Back at the office they found Bailey waiting for them. “Sylvia opened the account at ten,” he said. “They went out for a cup of coffee. At twelve Gilmore cleaned out the account. The vice president was in on it, and he called bunco. They nabbed him at the airport, and he’s in the county jail. He called his lawyer. Another funny coincidence, happens his lawyer is named Trassi, who gave him holy hell and hung up on him.”

Frank nodded. “They won’t let him stay in jail long, too risky. Someone will show up and bail him out.”

“Trassi is scurrying,” Bailey said. “Canceled a flight out of town, making a lot of phone calls. Mad as hell.”

“Guess Gilmore knows how Adam felt,” Frank said. “Just couldn’t resist that one little bite, and here comes the sky down on his head.”

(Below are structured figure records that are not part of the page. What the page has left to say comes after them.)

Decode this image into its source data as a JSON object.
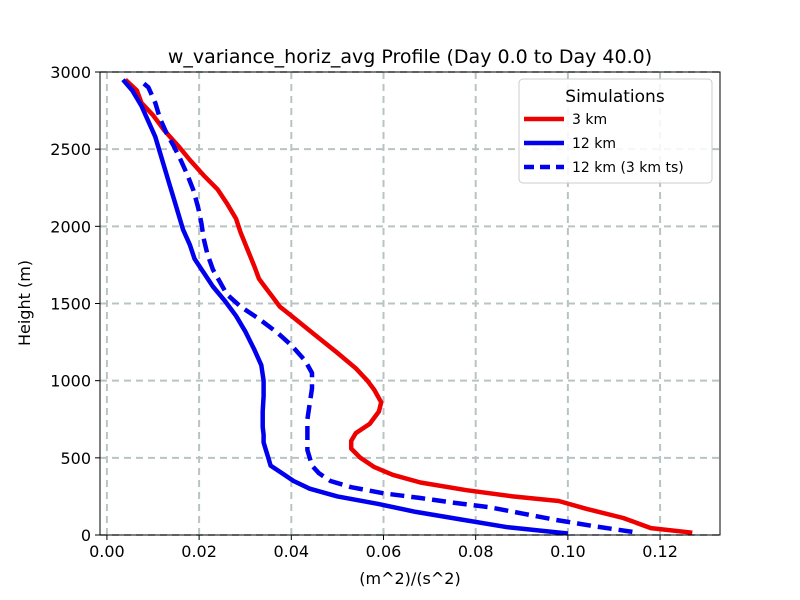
{
  "chart_data": {
    "type": "line",
    "title": "w_variance_horiz_avg Profile (Day 0.0 to Day 40.0)",
    "xlabel": "(m^2)/(s^2)",
    "ylabel": "Height (m)",
    "xlim": [
      -0.0015,
      0.133
    ],
    "ylim": [
      0,
      3000
    ],
    "xticks": [
      0.0,
      0.02,
      0.04,
      0.06,
      0.08,
      0.1,
      0.12
    ],
    "xtick_labels": [
      "0.00",
      "0.02",
      "0.04",
      "0.06",
      "0.08",
      "0.10",
      "0.12"
    ],
    "yticks": [
      0,
      500,
      1000,
      1500,
      2000,
      2500,
      3000
    ],
    "ytick_labels": [
      "0",
      "500",
      "1000",
      "1500",
      "2000",
      "2500",
      "3000"
    ],
    "grid": true,
    "legend": {
      "title": "Simulations",
      "position": "top-right"
    },
    "series": [
      {
        "name": "3 km",
        "color": "#ee0000",
        "style": "solid",
        "points": [
          [
            0.127,
            15
          ],
          [
            0.118,
            45
          ],
          [
            0.112,
            110
          ],
          [
            0.104,
            170
          ],
          [
            0.098,
            220
          ],
          [
            0.088,
            250
          ],
          [
            0.078,
            290
          ],
          [
            0.068,
            340
          ],
          [
            0.062,
            390
          ],
          [
            0.058,
            440
          ],
          [
            0.055,
            500
          ],
          [
            0.053,
            560
          ],
          [
            0.053,
            610
          ],
          [
            0.054,
            660
          ],
          [
            0.057,
            720
          ],
          [
            0.059,
            800
          ],
          [
            0.0595,
            860
          ],
          [
            0.058,
            940
          ],
          [
            0.0565,
            1000
          ],
          [
            0.054,
            1080
          ],
          [
            0.05,
            1180
          ],
          [
            0.045,
            1300
          ],
          [
            0.04,
            1420
          ],
          [
            0.0375,
            1480
          ],
          [
            0.036,
            1540
          ],
          [
            0.0345,
            1600
          ],
          [
            0.033,
            1660
          ],
          [
            0.032,
            1740
          ],
          [
            0.0305,
            1850
          ],
          [
            0.029,
            1960
          ],
          [
            0.028,
            2050
          ],
          [
            0.026,
            2150
          ],
          [
            0.024,
            2240
          ],
          [
            0.021,
            2330
          ],
          [
            0.018,
            2430
          ],
          [
            0.0155,
            2520
          ],
          [
            0.0125,
            2620
          ],
          [
            0.01,
            2720
          ],
          [
            0.0075,
            2800
          ],
          [
            0.0065,
            2880
          ],
          [
            0.004,
            2950
          ]
        ]
      },
      {
        "name": "12 km",
        "color": "#0000ee",
        "style": "solid",
        "points": [
          [
            0.1,
            10
          ],
          [
            0.087,
            50
          ],
          [
            0.077,
            100
          ],
          [
            0.067,
            150
          ],
          [
            0.059,
            200
          ],
          [
            0.05,
            250
          ],
          [
            0.044,
            300
          ],
          [
            0.0405,
            350
          ],
          [
            0.038,
            400
          ],
          [
            0.0355,
            450
          ],
          [
            0.035,
            500
          ],
          [
            0.0345,
            550
          ],
          [
            0.034,
            600
          ],
          [
            0.034,
            650
          ],
          [
            0.0338,
            700
          ],
          [
            0.0338,
            800
          ],
          [
            0.034,
            900
          ],
          [
            0.034,
            1000
          ],
          [
            0.0335,
            1100
          ],
          [
            0.032,
            1200
          ],
          [
            0.03,
            1320
          ],
          [
            0.028,
            1420
          ],
          [
            0.0255,
            1520
          ],
          [
            0.023,
            1610
          ],
          [
            0.021,
            1700
          ],
          [
            0.019,
            1790
          ],
          [
            0.018,
            1880
          ],
          [
            0.0165,
            1980
          ],
          [
            0.0155,
            2080
          ],
          [
            0.0145,
            2180
          ],
          [
            0.0135,
            2280
          ],
          [
            0.0125,
            2380
          ],
          [
            0.0115,
            2480
          ],
          [
            0.0105,
            2580
          ],
          [
            0.009,
            2680
          ],
          [
            0.0075,
            2780
          ],
          [
            0.0055,
            2880
          ],
          [
            0.0035,
            2950
          ]
        ]
      },
      {
        "name": "12 km (3 km ts)",
        "color": "#0000ee",
        "style": "dashed",
        "points": [
          [
            0.114,
            20
          ],
          [
            0.105,
            60
          ],
          [
            0.097,
            100
          ],
          [
            0.09,
            140
          ],
          [
            0.083,
            180
          ],
          [
            0.075,
            210
          ],
          [
            0.068,
            240
          ],
          [
            0.06,
            270
          ],
          [
            0.053,
            310
          ],
          [
            0.0485,
            350
          ],
          [
            0.046,
            400
          ],
          [
            0.0445,
            450
          ],
          [
            0.044,
            500
          ],
          [
            0.0435,
            550
          ],
          [
            0.0435,
            650
          ],
          [
            0.0435,
            750
          ],
          [
            0.044,
            850
          ],
          [
            0.0445,
            950
          ],
          [
            0.0445,
            1050
          ],
          [
            0.043,
            1130
          ],
          [
            0.04,
            1230
          ],
          [
            0.037,
            1310
          ],
          [
            0.033,
            1400
          ],
          [
            0.029,
            1480
          ],
          [
            0.026,
            1560
          ],
          [
            0.0245,
            1640
          ],
          [
            0.023,
            1720
          ],
          [
            0.0218,
            1820
          ],
          [
            0.021,
            1920
          ],
          [
            0.0205,
            2020
          ],
          [
            0.0198,
            2120
          ],
          [
            0.0188,
            2230
          ],
          [
            0.0175,
            2330
          ],
          [
            0.016,
            2430
          ],
          [
            0.0145,
            2520
          ],
          [
            0.013,
            2600
          ],
          [
            0.0115,
            2700
          ],
          [
            0.0105,
            2800
          ],
          [
            0.009,
            2900
          ],
          [
            0.007,
            2950
          ]
        ]
      }
    ]
  }
}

He would jump bail, Barbara thought, and there would be an arrest warrant issued. He was of no further use to Palmer, Trassi, any of them. He would go to jailor be a fugitive. “I wonder how long it will be before he realizes his life isn’t worth very much,” she said.

Frank shrugged. “You want some dinner tonight?”

“Love it, but I might be a little late, after John calls at seven or seven-thirty. And I have to set up a meeting with the D.A. Maybe for Monday.”

“You going out to Maggie’s place tomorrow?” Frank asked.

She nodded. “I might stay over a night or two, walk out some kinks.”

 

She and Maggie talked in Maggie’s bed-sitting room. Maggie gazed out the windows at the ocean as Barbara recounted the meeting with the IRS. “Do you think they’ll accept that story?” she asked when Barbara finished.

“Hope so. No real reason for them not to.”

Maggie turned to Barbara then. “Is it extortion or blackmail? You’re selling them the printouts, aren’t you?” She looked pinched and cold, and years older than she had before. “I’ve been thinking a lot about this and I’ve decided I can’t go along. I can’t start my kids out in life with dirty money. I’ve been tempted before; there are opportunities for a single woman, as you probably know, but never quite so much money.” She laughed, a bitter, harsh sound. “I dreamed about what all we could do with so much money, what it would mean, then I’d wake up and wonder how I could explain it if they ever ask hard questions. Give the printouts to their owner, get rid of the money. I don’t care what you do with it.” She stood up and crossed her arms over her breasts. “Just don’t keep tempting me with it.”

Startled, Barbara shook her head. “I want you to believe me when I say this. I’m not doing anything I’m ashamed of or that would shame you.” Maggie was like a statue, remote and unreachable. “Sit down, Maggie. It’s an ugly story, and you have to promise me that you won’t reveal it to anyone now, possibly never.”